My grandparents knew the only option was to flee. They were only 21 years old, young and scared and with a toddler. My grandmother was friendly with a young Gentile woman in the next town, and thinking they wouldn't make it, she asked her friend if she would take my father and raise him as her own son. The woman said yes she would, but a child should be with his mother. My grandmother agreed, and she, my grandfather, and their 15-month-old son set out on a multi-year voyage that took them across eastern Europe, much of it by foot. My father's brother was born en route in Romania. I don't know the details, but I imagine my grandparents stopped in various places and lived and worked long enough to get enough money to move on to the next destination. That part of the history has been lost. But they finally made it to Constantinople before getting passage to the United States, where some relatives had already established themselves. They arrived at Ellis Island in 1923. My father was 5 years old and didn't speak a word of English.

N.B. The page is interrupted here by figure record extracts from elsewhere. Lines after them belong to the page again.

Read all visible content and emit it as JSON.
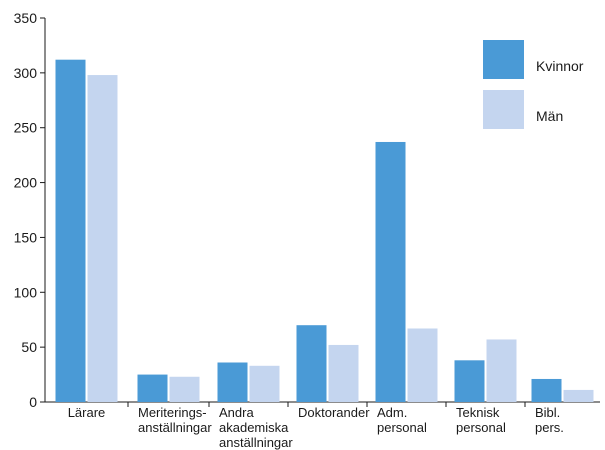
{
  "chart_data": {
    "type": "bar",
    "title": "",
    "xlabel": "",
    "ylabel": "",
    "ylim": [
      0,
      350
    ],
    "yticks": [
      0,
      50,
      100,
      150,
      200,
      250,
      300,
      350
    ],
    "grid": false,
    "legend_position": "top-right",
    "categories": [
      [
        "Lärare"
      ],
      [
        "Meriterings-",
        "anställningar"
      ],
      [
        "Andra",
        "akademiska",
        "anställningar"
      ],
      [
        "Doktorander"
      ],
      [
        "Adm.",
        "personal"
      ],
      [
        "Teknisk",
        "personal"
      ],
      [
        "Bibl.",
        "pers."
      ]
    ],
    "series": [
      {
        "name": "Kvinnor",
        "color": "#4a9ad6",
        "values": [
          312,
          25,
          36,
          70,
          237,
          38,
          21
        ]
      },
      {
        "name": "Män",
        "color": "#c4d5ef",
        "values": [
          298,
          23,
          33,
          52,
          67,
          57,
          11
        ]
      }
    ]
  }
}
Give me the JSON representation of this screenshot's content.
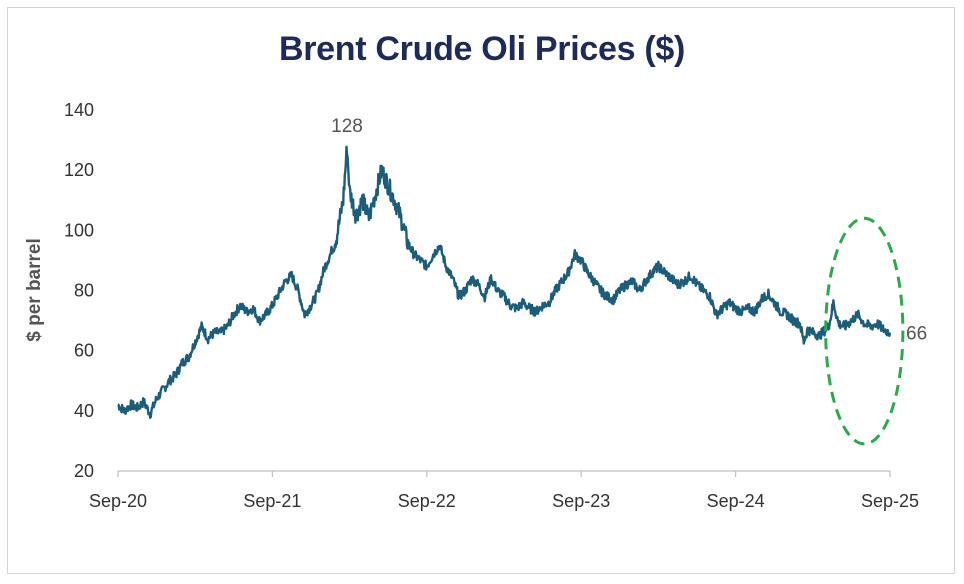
{
  "chart_data": {
    "type": "line",
    "title": "Brent Crude Oli Prices ($)",
    "ylabel": "$ per barrel",
    "xlabel": "",
    "ylim": [
      20,
      140
    ],
    "yticks": [
      20,
      40,
      60,
      80,
      100,
      120,
      140
    ],
    "xticks": [
      "Sep-20",
      "Sep-21",
      "Sep-22",
      "Sep-23",
      "Sep-24",
      "Sep-25"
    ],
    "xlim_months": [
      0,
      60
    ],
    "grid": false,
    "series": [
      {
        "name": "Brent crude",
        "color": "#1b5e7b",
        "points": [
          [
            0,
            42
          ],
          [
            0.5,
            40
          ],
          [
            1,
            42
          ],
          [
            1.5,
            41
          ],
          [
            2,
            43
          ],
          [
            2.5,
            39
          ],
          [
            3,
            44
          ],
          [
            3.5,
            47
          ],
          [
            4,
            50
          ],
          [
            4.5,
            52
          ],
          [
            5,
            56
          ],
          [
            5.5,
            58
          ],
          [
            6,
            63
          ],
          [
            6.5,
            68
          ],
          [
            7,
            64
          ],
          [
            7.5,
            66
          ],
          [
            8,
            66
          ],
          [
            8.5,
            68
          ],
          [
            9,
            72
          ],
          [
            9.5,
            75
          ],
          [
            10,
            73
          ],
          [
            10.5,
            74
          ],
          [
            11,
            70
          ],
          [
            11.5,
            72
          ],
          [
            12,
            75
          ],
          [
            12.5,
            79
          ],
          [
            13,
            83
          ],
          [
            13.5,
            85
          ],
          [
            14,
            80
          ],
          [
            14.5,
            72
          ],
          [
            15,
            75
          ],
          [
            15.5,
            79
          ],
          [
            16,
            87
          ],
          [
            16.5,
            92
          ],
          [
            17,
            98
          ],
          [
            17.5,
            110
          ],
          [
            17.8,
            128
          ],
          [
            18,
            113
          ],
          [
            18.5,
            105
          ],
          [
            19,
            110
          ],
          [
            19.5,
            104
          ],
          [
            20,
            112
          ],
          [
            20.5,
            120
          ],
          [
            21,
            115
          ],
          [
            21.5,
            110
          ],
          [
            22,
            104
          ],
          [
            22.5,
            96
          ],
          [
            23,
            92
          ],
          [
            23.5,
            90
          ],
          [
            24,
            88
          ],
          [
            24.5,
            92
          ],
          [
            25,
            95
          ],
          [
            25.5,
            88
          ],
          [
            26,
            84
          ],
          [
            26.5,
            78
          ],
          [
            27,
            80
          ],
          [
            27.5,
            84
          ],
          [
            28,
            82
          ],
          [
            28.5,
            78
          ],
          [
            29,
            84
          ],
          [
            29.5,
            80
          ],
          [
            30,
            78
          ],
          [
            30.5,
            75
          ],
          [
            31,
            74
          ],
          [
            31.5,
            76
          ],
          [
            32,
            74
          ],
          [
            32.5,
            73
          ],
          [
            33,
            75
          ],
          [
            33.5,
            76
          ],
          [
            34,
            80
          ],
          [
            34.5,
            83
          ],
          [
            35,
            86
          ],
          [
            35.5,
            92
          ],
          [
            36,
            90
          ],
          [
            36.5,
            86
          ],
          [
            37,
            83
          ],
          [
            37.5,
            80
          ],
          [
            38,
            78
          ],
          [
            38.5,
            77
          ],
          [
            39,
            80
          ],
          [
            39.5,
            82
          ],
          [
            40,
            83
          ],
          [
            40.5,
            80
          ],
          [
            41,
            83
          ],
          [
            41.5,
            86
          ],
          [
            42,
            88
          ],
          [
            42.5,
            86
          ],
          [
            43,
            84
          ],
          [
            43.5,
            82
          ],
          [
            44,
            83
          ],
          [
            44.5,
            85
          ],
          [
            45,
            82
          ],
          [
            45.5,
            80
          ],
          [
            46,
            78
          ],
          [
            46.5,
            72
          ],
          [
            47,
            74
          ],
          [
            47.5,
            76
          ],
          [
            48,
            74
          ],
          [
            48.5,
            73
          ],
          [
            49,
            74
          ],
          [
            49.5,
            73
          ],
          [
            50,
            77
          ],
          [
            50.5,
            79
          ],
          [
            51,
            76
          ],
          [
            51.5,
            73
          ],
          [
            52,
            72
          ],
          [
            52.5,
            70
          ],
          [
            53,
            69
          ],
          [
            53.3,
            63
          ],
          [
            53.6,
            67
          ],
          [
            54,
            66
          ],
          [
            54.5,
            65
          ],
          [
            55,
            67
          ],
          [
            55.3,
            69
          ],
          [
            55.6,
            76
          ],
          [
            56,
            69
          ],
          [
            56.5,
            68
          ],
          [
            57,
            70
          ],
          [
            57.5,
            72
          ],
          [
            58,
            69
          ],
          [
            58.5,
            68
          ],
          [
            59,
            69
          ],
          [
            59.5,
            67
          ],
          [
            60,
            66
          ]
        ]
      }
    ],
    "annotations": [
      {
        "label": "128",
        "x": 17.8,
        "y": 128,
        "position": "above"
      },
      {
        "label": "66",
        "x": 60,
        "y": 66,
        "position": "right"
      }
    ],
    "highlight": {
      "shape": "ellipse",
      "style": "dashed",
      "color": "#2aaa4a",
      "x_range_months": [
        55,
        61
      ],
      "y_range": [
        29,
        104
      ]
    }
  }
}
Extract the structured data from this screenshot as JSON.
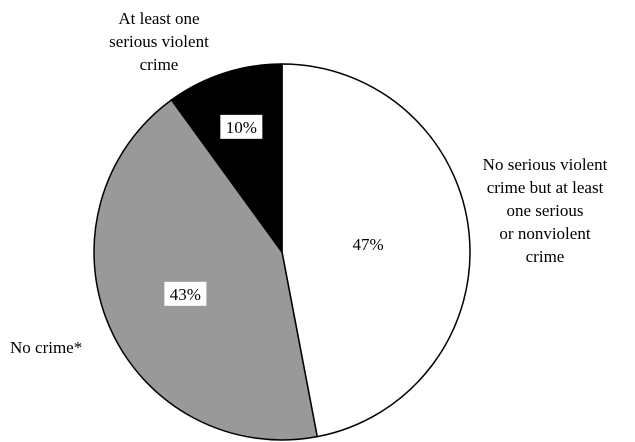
{
  "chart_data": {
    "type": "pie",
    "title": "",
    "start_angle_deg": 0,
    "direction": "clockwise",
    "slices": [
      {
        "label_lines": [
          "No serious violent",
          "crime but at least",
          "one serious",
          "or nonviolent",
          "crime"
        ],
        "value": 47,
        "value_label": "47%",
        "color": "#ffffff",
        "value_boxed": false
      },
      {
        "label_lines": [
          "No crime*"
        ],
        "value": 43,
        "value_label": "43%",
        "color": "#999999",
        "value_boxed": true
      },
      {
        "label_lines": [
          "At least one",
          "serious violent",
          "crime"
        ],
        "value": 10,
        "value_label": "10%",
        "color": "#000000",
        "value_boxed": true
      }
    ]
  }
}
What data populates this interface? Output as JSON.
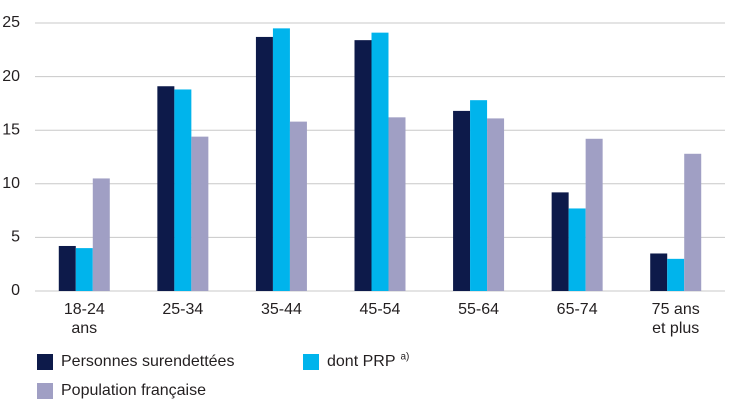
{
  "chart_data": {
    "type": "bar",
    "categories": [
      "18-24 ans",
      "25-34",
      "35-44",
      "45-54",
      "55-64",
      "65-74",
      "75 ans et plus"
    ],
    "series": [
      {
        "name": "Personnes surendettées",
        "color": "#0d1a4a",
        "values": [
          4.2,
          19.1,
          23.7,
          23.4,
          16.8,
          9.2,
          3.5
        ]
      },
      {
        "name": "dont PRP",
        "note": "a)",
        "color": "#00b4ec",
        "values": [
          4.0,
          18.8,
          24.5,
          24.1,
          17.8,
          7.7,
          3.0
        ]
      },
      {
        "name": "Population française",
        "color": "#a09fc4",
        "values": [
          10.5,
          14.4,
          15.8,
          16.2,
          16.1,
          14.2,
          12.8
        ]
      }
    ],
    "ylim": [
      0,
      25
    ],
    "yticks": [
      0,
      5,
      10,
      15,
      20,
      25
    ],
    "grid": true
  }
}
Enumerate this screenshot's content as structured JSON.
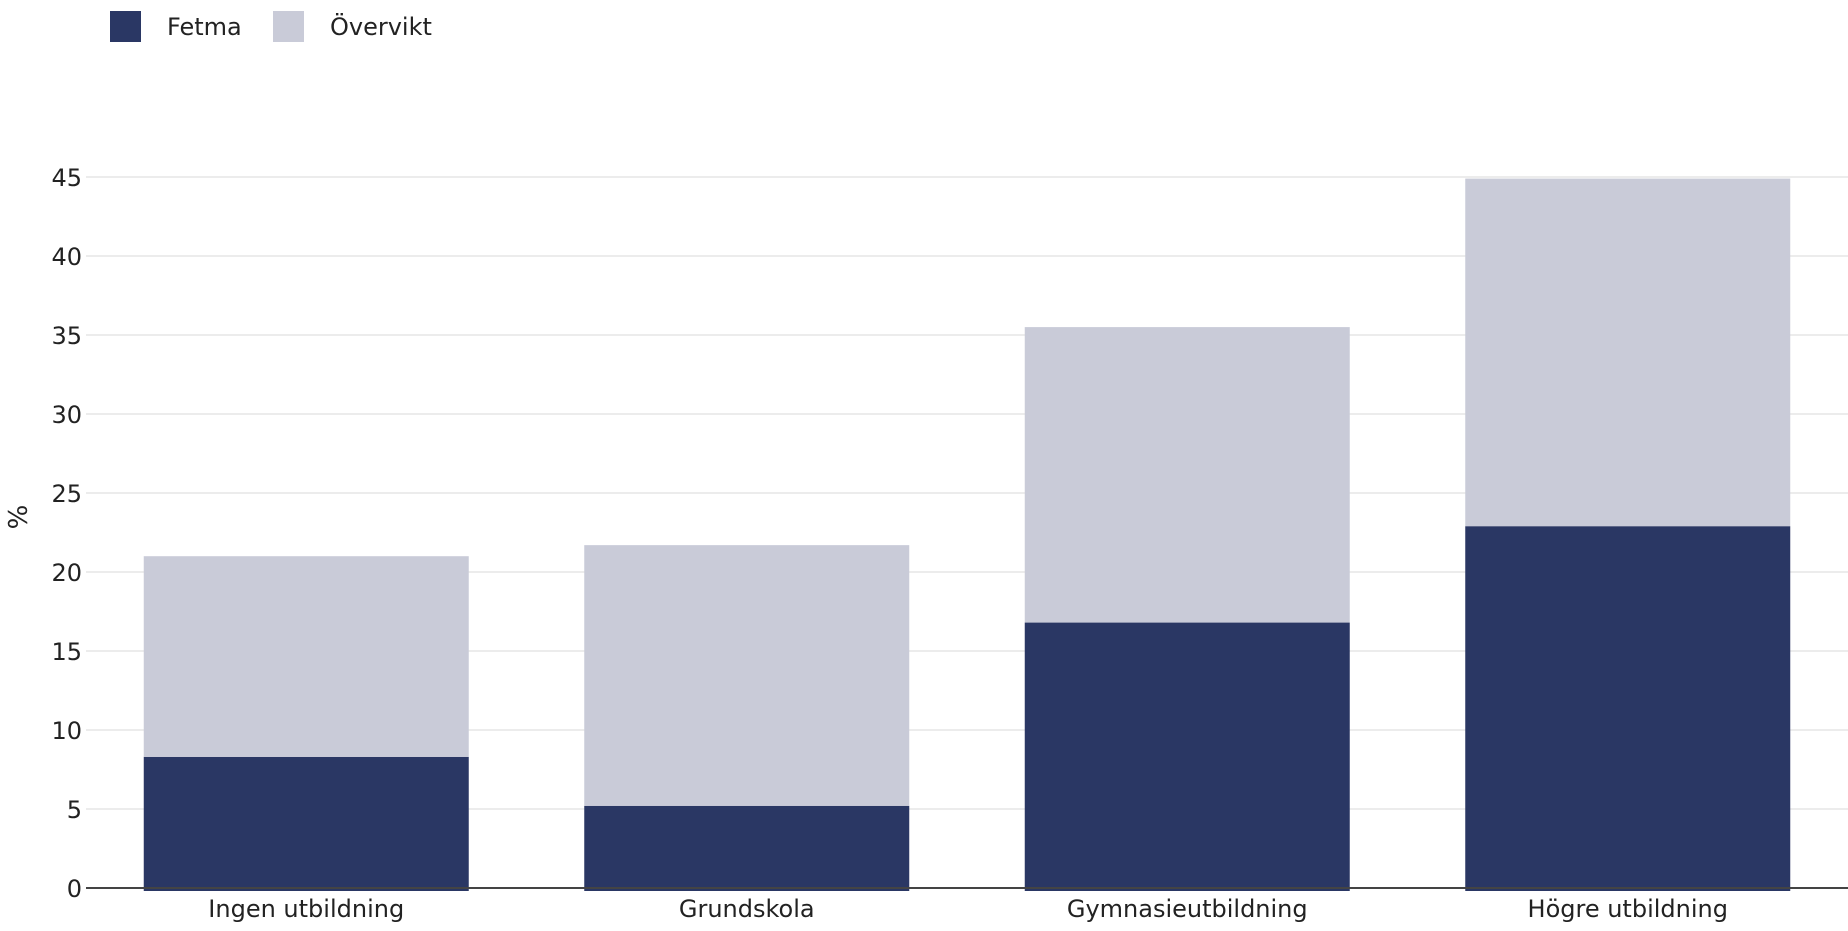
{
  "chart_data": {
    "type": "bar",
    "stacked": true,
    "categories": [
      "Ingen utbildning",
      "Grundskola",
      "Gymnasieutbildning",
      "Högre utbildning"
    ],
    "series": [
      {
        "name": "Fetma",
        "color": "#2a3764",
        "values": [
          8.3,
          5.2,
          16.8,
          22.9
        ]
      },
      {
        "name": "Övervikt",
        "color": "#c9cbd8",
        "values": [
          12.7,
          16.5,
          18.7,
          22.0
        ]
      }
    ],
    "ylabel": "%",
    "xlabel": "",
    "ylim": [
      0,
      45
    ],
    "yticks": [
      0,
      5,
      10,
      15,
      20,
      25,
      30,
      35,
      40,
      45
    ],
    "grid": true,
    "legend_position": "top-left"
  }
}
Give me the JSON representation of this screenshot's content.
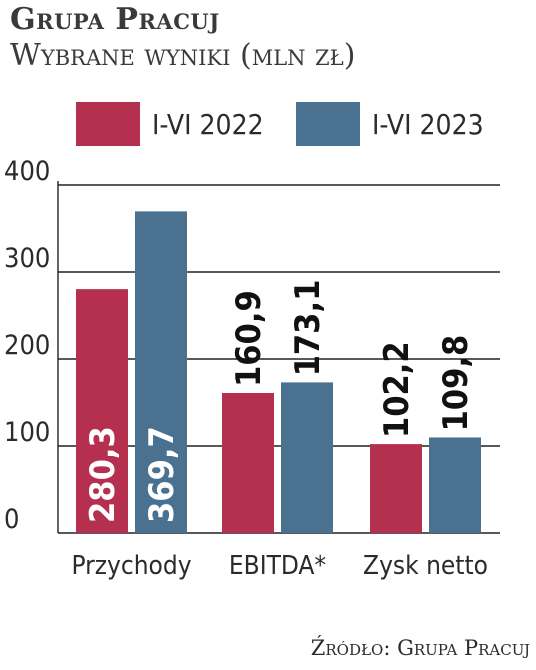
{
  "header": {
    "title": "Grupa Pracuj",
    "subtitle": "Wybrane wyniki (mln zł)"
  },
  "source": "Źródło: Grupa Pracuj",
  "colors": {
    "series_2022": "#b5304f",
    "series_2023": "#4b7190",
    "axis": "#222222",
    "text": "#2b2b2b"
  },
  "chart_data": {
    "type": "bar",
    "categories": [
      "Przychody",
      "EBITDA*",
      "Zysk netto"
    ],
    "series": [
      {
        "name": "I-VI 2022",
        "values": [
          280.3,
          160.9,
          102.2
        ],
        "labels": [
          "280,3",
          "160,9",
          "102,2"
        ]
      },
      {
        "name": "I-VI 2023",
        "values": [
          369.7,
          173.1,
          109.8
        ],
        "labels": [
          "369,7",
          "173,1",
          "109,8"
        ]
      }
    ],
    "yticks": [
      "0",
      "100",
      "200",
      "300",
      "400"
    ],
    "ylim": [
      0,
      400
    ],
    "grid": true,
    "legend": "top"
  }
}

Once here, my grandparents established a successful dry-goods business that ended up thriving for decades, and by 1941 my father had graduated from NYU's School of Architecture. I have the medal he was awarded for best draughtsman in his class. He served for several years in the Navy, built air bases in the Caribbean during the Second World War, and went on to a fulfilling career building skyscrapers in New York City. He married my mother, had two children, moved to the suburbs and lived a long and fruitful life. Pretty much the definition of the American Dream.

Many families have gone through worse trauma than mine and many are going through unimaginable terror right this moment as I sit in my comfortable book-lined home office looking out at a serene New England landscape. My family's experiences, so profound on a personal level, are but a drop in the bucket of the American experience. Though I fear otherwise, I can only hope that the present bleak historical moment will be overcome and sanity and long-tested American values will eventually prevail. I'm not an optimist when it comes to human affairs, but that doesn't mean I can't be hopeful.

"Outcasts", 1944. An etching by my great-uncle Isaac Friedlander (born Latvia 1890, died NYC 1968).